For example, as I noted above, a corporate CEO is required by law to allow scrutiny of the financial consequences of his or her decisions by others. As such, CEOs know the value of having a strong executive team able to serve as a sounding board and participate in key strategic decisions.

Trump, by contrast, as the head of a family business was accountable to no one and reportedly ran his company that way. His executive team comprised his children and people who are loyal to him, and his decision-making authority was unconstrained by any internal governance mechanisms. Decisions concerning what businesses to start or exit, how much money to borrow and at what interest rates, how to market products and services, and how – or even whether – to pay suppliers or treat customers were made centrally and not subject to review.

Clearly, this poorly equips Trump to be president and accountable to lawmakers, the courts and ultimately the voters.

Another important aspect of the public corporation is the notion of transparency and the degree to which it enables accountability.

A lack of transparency and reluctance to engage in open disclosure characterized the formulation of Trump’s immigration ban that was quickly overturned in federal court. That same tendency toward secrecy was manifest throughout the campaign, such as when he refused to disclose much about his health (besides this cursory “note”) or release any of his tax returns.

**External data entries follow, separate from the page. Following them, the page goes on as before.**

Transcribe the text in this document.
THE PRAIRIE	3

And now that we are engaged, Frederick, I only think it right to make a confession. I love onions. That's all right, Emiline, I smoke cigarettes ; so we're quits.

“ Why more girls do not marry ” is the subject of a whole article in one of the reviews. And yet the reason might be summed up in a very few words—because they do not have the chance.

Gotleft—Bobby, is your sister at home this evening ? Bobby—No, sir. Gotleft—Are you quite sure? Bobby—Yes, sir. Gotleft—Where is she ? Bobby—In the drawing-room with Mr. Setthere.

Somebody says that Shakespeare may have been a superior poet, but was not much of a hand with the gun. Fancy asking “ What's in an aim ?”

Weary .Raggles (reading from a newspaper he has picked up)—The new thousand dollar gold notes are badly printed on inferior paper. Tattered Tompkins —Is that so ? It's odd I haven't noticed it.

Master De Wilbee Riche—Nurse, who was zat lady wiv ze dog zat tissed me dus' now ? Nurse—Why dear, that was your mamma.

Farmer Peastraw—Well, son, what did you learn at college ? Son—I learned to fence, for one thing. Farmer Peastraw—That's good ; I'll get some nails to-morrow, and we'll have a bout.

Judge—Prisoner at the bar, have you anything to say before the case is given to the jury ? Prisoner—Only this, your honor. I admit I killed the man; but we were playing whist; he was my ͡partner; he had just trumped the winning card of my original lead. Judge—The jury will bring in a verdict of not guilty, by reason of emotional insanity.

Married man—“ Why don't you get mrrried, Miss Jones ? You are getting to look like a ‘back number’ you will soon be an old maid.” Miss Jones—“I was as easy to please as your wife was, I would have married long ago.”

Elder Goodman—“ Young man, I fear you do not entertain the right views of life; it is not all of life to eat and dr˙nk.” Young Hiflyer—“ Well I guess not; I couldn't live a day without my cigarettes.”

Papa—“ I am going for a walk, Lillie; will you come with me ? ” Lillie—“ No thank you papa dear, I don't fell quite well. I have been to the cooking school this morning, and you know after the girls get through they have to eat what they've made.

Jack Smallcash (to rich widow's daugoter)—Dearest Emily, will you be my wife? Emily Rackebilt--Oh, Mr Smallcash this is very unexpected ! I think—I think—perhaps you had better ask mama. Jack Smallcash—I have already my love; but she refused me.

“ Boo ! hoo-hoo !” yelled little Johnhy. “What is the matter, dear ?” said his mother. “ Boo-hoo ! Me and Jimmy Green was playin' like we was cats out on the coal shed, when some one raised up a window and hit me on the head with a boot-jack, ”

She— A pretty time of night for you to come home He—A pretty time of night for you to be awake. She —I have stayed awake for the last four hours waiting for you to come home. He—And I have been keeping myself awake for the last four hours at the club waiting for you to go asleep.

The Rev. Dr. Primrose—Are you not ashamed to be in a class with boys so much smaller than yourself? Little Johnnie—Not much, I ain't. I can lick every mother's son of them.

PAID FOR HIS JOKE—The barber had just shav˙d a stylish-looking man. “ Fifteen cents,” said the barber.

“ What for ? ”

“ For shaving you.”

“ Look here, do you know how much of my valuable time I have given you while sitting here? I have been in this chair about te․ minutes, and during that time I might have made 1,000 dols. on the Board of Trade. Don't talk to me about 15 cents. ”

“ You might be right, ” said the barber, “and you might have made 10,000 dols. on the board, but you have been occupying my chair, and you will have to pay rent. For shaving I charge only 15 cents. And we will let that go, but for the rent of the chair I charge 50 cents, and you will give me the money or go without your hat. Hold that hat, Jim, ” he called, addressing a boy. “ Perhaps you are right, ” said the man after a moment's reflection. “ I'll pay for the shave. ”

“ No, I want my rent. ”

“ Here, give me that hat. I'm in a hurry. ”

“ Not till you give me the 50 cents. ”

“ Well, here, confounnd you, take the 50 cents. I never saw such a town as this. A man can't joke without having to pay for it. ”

While there’s no law that requires a candidate to divulge either health or tax status, that lack of transparency kept potentially vital information from U.S. voters. And Trump’s continuing lack of transparency as president has kept experts and advisers in the dark, leading to precisely the confusion, mixed messages and dysfunction that have characterized these early weeks. And, of course, this can quickly lead to a continuing erosion of public trust.

Trump, it should be noted, made one stab at a public company: Trump Hotels and Casino Resorts. That was an unmitigated disaster, leading to five separate declarations of bankruptcy before finally going under, all this while other casino companies thrived. Public investors ignored all the signs in favor of the showmanship and glitz of the Trump brand and, as a result, lost millions of dollars. Trump allotted himself a huge salary and bonuses, corporate perks and special merchandising deals.

What is especially telling about this experience is that, rather than speaking on behalf of fiduciary responsibilities for the best interests of the corporation, Trump noted, “I make great deals for myself.”

Multiplicity of voices

There is no need to be overly naive here.

Some CEOs also operate in a highly centralized manner, expecting obedience rather than participation from direct reports. All business executives expect a shared commitment from their employees to their corporate goals and value dependability, cooperation and loyalty from subordinates.

But the involvement of a multiplicity of voices with diverse perspectives and different backgrounds and fields of expertise improves the quality of resulting decisions. Impulsive decision-making by an individual or small, cloistered group of followers can and often will lead to disastrous results.

What lies ahead

Virtually every U.S. president, ranging from the great to the inconsequential and even the disastrous, have emerged from one of two groups: career politicians or generals. So why not a CEO president?

Without question, a background in politics does not guarantee an effective presidency. Abraham Lincoln, the consensus choice among historians for the best president ever, was a career politician, but so was his disastrous successor, Andrew Johnson.

Likewise, we can think of many traits of an effective corporate CEO that could serve a president well: transparency and accountability, responsiveness to internal governance and commitment to the interest of the overall corporation over and above self-enrichment.

Sadly, that is not Trump’s background. His experience overseeing an interconnected tangle of LLCs and his one disastrous term as CEO of a public corporation suggest a poor background to be chief executive of the United States. As such, “nobody knows who’s in charge” may be the mantra for years to come.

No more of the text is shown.